IFS report on Benefit cuts: where might they come from?


Housing benefit

The coalition government made cuts to the generosity of housing benefit totalling about £2 billion per year – though underlying trends (rising private rents relative to earnings and the growth of the private rented sector) meant that real housing benefit spending was still £1 billion higher in 2015–16 than in 2010–11. Given the scale of housing benefit, it is likely to be considered as part of any £12bn package of further cuts. As with the housing benefit cuts made in the previous parliament, further cuts may be accompanied by some additional funding for the protection of particularly vulnerable claimants, which could slightly reduce the net saving.

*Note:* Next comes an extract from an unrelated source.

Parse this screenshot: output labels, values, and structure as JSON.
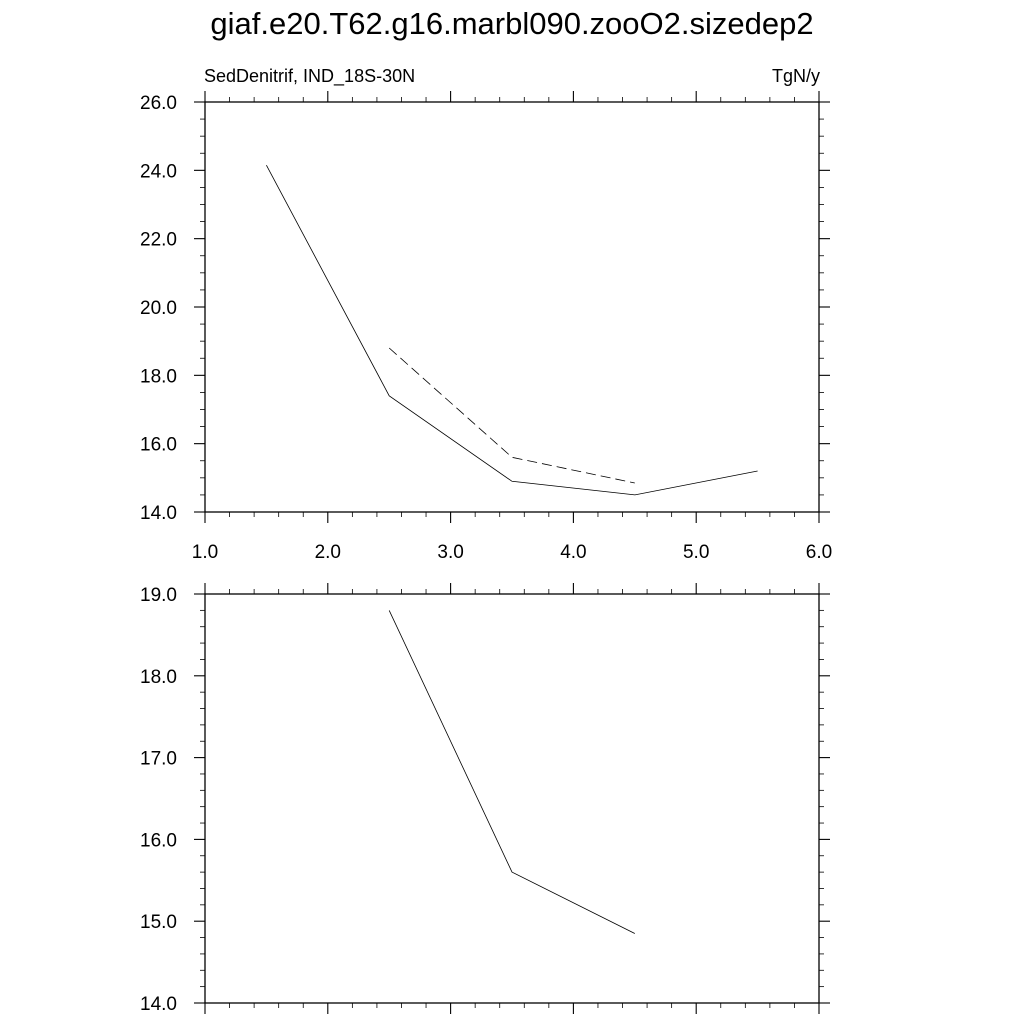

Cuts to housing benefit unsurprisingly tend to affect low-income families – and hence again to increase income poverty – and particularly those with high rents. They can have behavioural impacts too. There is evidence that the package of cuts to housing benefit in the previous parliament resulted in a small proportion of claimants renting cheaper types of properties; and cuts to housing benefit tend to strengthen work incentives – they mean that families have less housing benefit to lose by increasing their earnings or to gain by reducing their earnings. It is worth noting, though, that cuts to housing benefit may affect substantial numbers of in-work families. The proportion of housing benefit claimants who are in work has been rising quickly, and is now about one fifth (1.1 million).

Most of the coalition’s cuts to housing benefit were in the private rented sector, which actually accounts for only 40% of housing benefit spending. Perhaps the most obvious way to reduce generosity here is to lower the maximum amount of rent that housing benefit will cover (known as the Local Housing Allowance (LHA) rate). The coalition reduced LHA rates from the 50th percentile to the 30th percentile of rents in the local area. Early evidence suggests that this had little effect in pushing down rents, and hence resulted in most claimants paying more net rent, with a small proportion responding by moving house. We estimate that a further reduction in LHA rates to the 20th percentile of local rents would reduce spending by roughly £400 million a year, with 1.5 million low-income private renters having their entitlements reduced by an average of around £300 a year. Because LHA rates are set separately by area and family type, families whose rents are particularly low relative to other families of the same structure living in the same area would not be affected.

An alternative to reducing LHA rates is to make all claimants pay some share of the rent. This would give all tenants some incentive to shop around for cheaper housing. Introducing a ‘co-payment’ of 10% (i.e. reducing housing benefit awards from 100% to 90% of rent up to the LHA rate) for private sector tenants would cut spending by about £0.9bn.

Any attempt to cut housing benefit spending substantially may well involve reforms affecting social tenants, as they account for the majority of such spending. Despite the so-called ‘bedroom tax’, most social housing tenants on housing benefit currently pay no net rent (i.e. their housing benefit covers all rent), subject to a means test. Introducing a new 10% co-payment for all social tenants (and reducing housing benefit by a further 10% for those already affected by the ‘bedroom tax’) would cut spending by about £1.6bn.

Whether in the private or social sectors, co-payments specified as a percentage of rent would mean that those with higher rents – including London renters and larger families – would tend to lose most in cash terms. However, even those with the lowest rents would be affected (unlike with reducing LHA rates, for example).

As discussed above, the Conservatives have already committed to removing housing benefit entirely from 18-21 year-olds on Jobseeker’s Allowance, reducing spending by £0.1bn. One could go further: abolishing housing benefit for all aged under 25 would reduce spending by a further £1.5bn. This would be a big cut for the 300,000 affected claimants, averaging about £5,000 per year. Exempting those with dependent children – perhaps because they can less reasonably be expected to live with their parents – would roughly halve the saving.